Swift Open Link in Safari
Swift 5
Swift 5: Check using canOpneURL
if valid then it's open.
guard let url = URL(string: "https://iosdevcenters.blogspot.com/") else {
return
}
if UIApplication.shared.canOpenURL(url) {
UIApplication.shared.open(url, options: [:], completionHandler: nil)
}
UPDATED for Swift 4: (credit to Marco Weber)
if let requestUrl = NSURL(string: "http://www.iSecurityPlus.com") {
UIApplication.shared.openURL(requestUrl as URL)
}
OR go with more of swift style using guard
:
guard let requestUrl = NSURL(string: "http://www.iSecurityPlus.com") else {
return
}
UIApplication.shared.openURL(requestUrl as URL)
Swift 3:
You can check NSURL as optional implicitly by:
if let requestUrl = NSURL(string: "http://www.iSecurityPlus.com") {
UIApplication.sharedApplication().openURL(requestUrl)
}
New with iOS 9 and higher you can present the user with a SFSafariViewController
(see documentation here). Basically you get all the benefits of sending the user to Safari without making them leave your app. To use the new SFSafariViewController just:
import SafariServices
and somewhere in an event handler present the user with the safari view controller like this:
let svc = SFSafariViewController(url: url)
present(svc, animated: true, completion: nil)
The safari view will look something like this:
It's not "baked in to Swift", but you can use standard UIKit
methods to do it. Take a look at UIApplication's openUrl(_:)

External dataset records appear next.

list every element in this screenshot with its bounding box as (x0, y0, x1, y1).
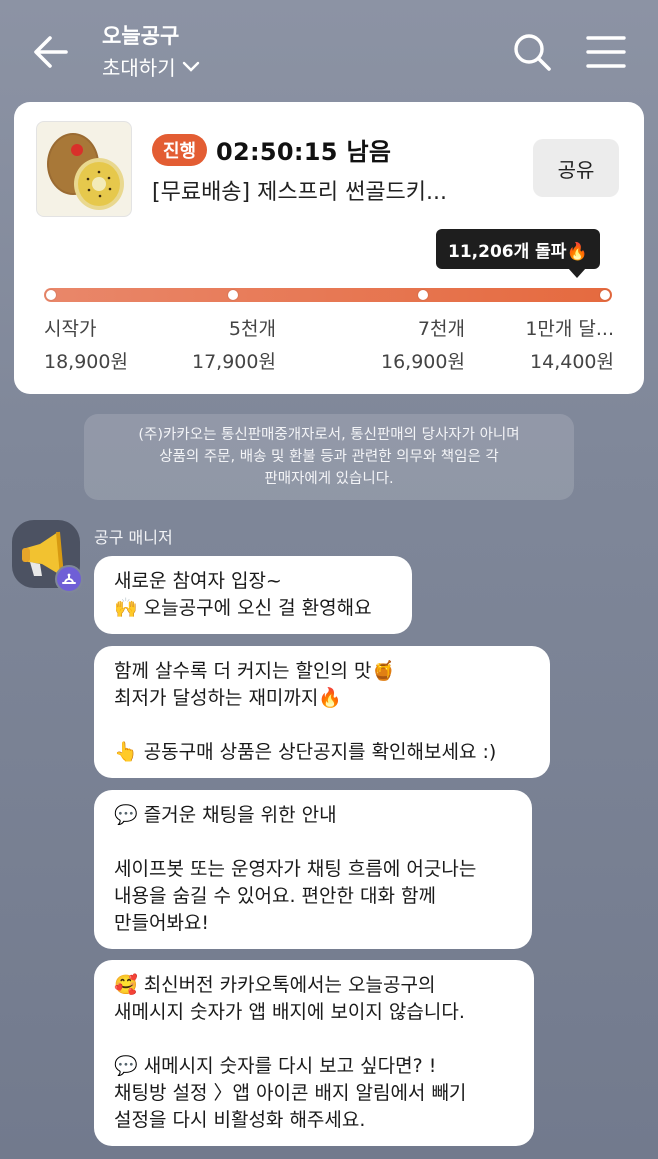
message-line: 👆 공동구매 상품은 상단공지를 확인해보세요 :) (114, 741, 497, 763)
chat-bubble[interactable]: 새로운 참여자 입장~ 🙌 오늘공구에 오신 걸 환영해요 (94, 556, 412, 634)
sender-name: 공구 매니저 (94, 528, 173, 547)
line-spacer (114, 712, 530, 739)
price-tier: 1만개 달... 14,400원 (525, 314, 614, 374)
notice-line: 판매자에게 있습니다. (264, 471, 394, 487)
tier-label: 7천개 (417, 318, 465, 340)
progress-bar (44, 288, 612, 302)
message-line: 💬 즐거운 채팅을 위한 안내 (114, 804, 337, 826)
chat-bubble[interactable]: 💬 즐거운 채팅을 위한 안내 세이프봇 또는 운영자가 채팅 흐름에 어긋나는… (94, 790, 532, 949)
legal-notice: (주)카카오는 통신판매중개자로서, 통신판매의 당사자가 아니며 상품의 주문… (84, 414, 574, 500)
product-image[interactable] (36, 121, 132, 217)
progress-dot (600, 290, 610, 300)
share-button[interactable]: 공유 (533, 139, 619, 197)
message-line: 채팅방 설정 〉앱 아이콘 배지 알림에서 빼기 (114, 1082, 467, 1104)
tier-price: 14,400원 (530, 351, 614, 373)
invite-dropdown[interactable]: 초대하기 (102, 52, 200, 81)
message-line: 내용을 숨길 수 있어요. 편안한 대화 함께 (114, 885, 436, 907)
status-badge: 진행 (152, 134, 208, 166)
line-spacer (114, 1026, 514, 1053)
line-spacer (114, 829, 512, 856)
chevron-down-icon (182, 61, 199, 72)
price-tier: 7천개 16,900원 (381, 314, 465, 374)
top-bar: 오늘공구 초대하기 (0, 0, 658, 100)
progress-dot (46, 290, 56, 300)
message-line: 🥰 최신버전 카카오톡에서는 오늘공구의 (114, 974, 436, 996)
tier-price: 17,900원 (192, 351, 276, 373)
tier-price: 16,900원 (381, 351, 465, 373)
tier-price: 18,900원 (44, 351, 128, 373)
message-line: 최저가 달성하는 재미까지🔥 (114, 687, 343, 709)
back-arrow-icon[interactable] (30, 30, 74, 74)
chat-bubble[interactable]: 🥰 최신버전 카카오톡에서는 오늘공구의 새메시지 숫자가 앱 배지에 보이지 … (94, 960, 534, 1146)
milestone-tooltip: 11,206개 돌파🔥 (436, 229, 600, 278)
message-line: 새메시지 숫자가 앱 배지에 보이지 않습니다. (114, 1001, 465, 1023)
price-tier: 5천개 17,900원 (192, 314, 276, 374)
tier-label: 시작가 (44, 318, 97, 340)
message-line: 만들어봐요! (114, 912, 210, 934)
tier-label: 1만개 달... (525, 318, 614, 340)
invite-label: 초대하기 (102, 56, 176, 80)
countdown-timer: 02:50:15 남음 (216, 138, 392, 166)
page-title: 오늘공구 (102, 24, 180, 48)
progress-dot (228, 290, 238, 300)
product-title[interactable]: [무료배송] 제스프리 썬골드키... (152, 174, 447, 206)
message-line: 🙌 오늘공구에 오신 걸 환영해요 (114, 597, 372, 619)
progress-dot (418, 290, 428, 300)
message-line: 새로운 참여자 입장~ (114, 570, 282, 592)
group-buy-card[interactable]: 진행 02:50:15 남음 [무료배송] 제스프리 썬골드키... 공유 11… (14, 102, 644, 394)
manager-badge-icon (55, 565, 83, 593)
message-line: 함께 살수록 더 커지는 할인의 맛🍯 (114, 660, 396, 682)
message-line: 세이프봇 또는 운영자가 채팅 흐름에 어긋나는 (114, 858, 477, 880)
chat-bubble[interactable]: 함께 살수록 더 커지는 할인의 맛🍯 최저가 달성하는 재미까지🔥 👆 공동구… (94, 646, 550, 778)
notice-line: 상품의 주문, 배송 및 환불 등과 관련한 의무와 책임은 각 (159, 449, 499, 465)
menu-icon[interactable] (584, 30, 628, 74)
search-icon[interactable] (510, 30, 554, 74)
price-tier: 시작가 18,900원 (44, 314, 128, 374)
message-line: 💬 새메시지 숫자를 다시 보고 싶다면? ! (114, 1055, 437, 1077)
message-line: 설정을 다시 비활성화 해주세요. (114, 1109, 366, 1131)
notice-line: (주)카카오는 통신판매중개자로서, 통신판매의 당사자가 아니며 (138, 427, 520, 443)
tier-label: 5천개 (228, 318, 276, 340)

(deprecated) and open(_:options:completionHandler:)
.
Swift 4 + Swift 5 (iOS 10 and above)
guard let url = URL(string: "https://stackoverflow.com") else { return }
UIApplication.shared.open(url)
Swift 3 (iOS 9 and below)
guard let url = URL(string: "https://stackoverflow.com") else { return }
UIApplication.shared.openURL(url)
Swift 2.2
guard let url = URL(string: "https://stackoverflow.com") else { return }
UIApplication.sharedApplication().openURL(url)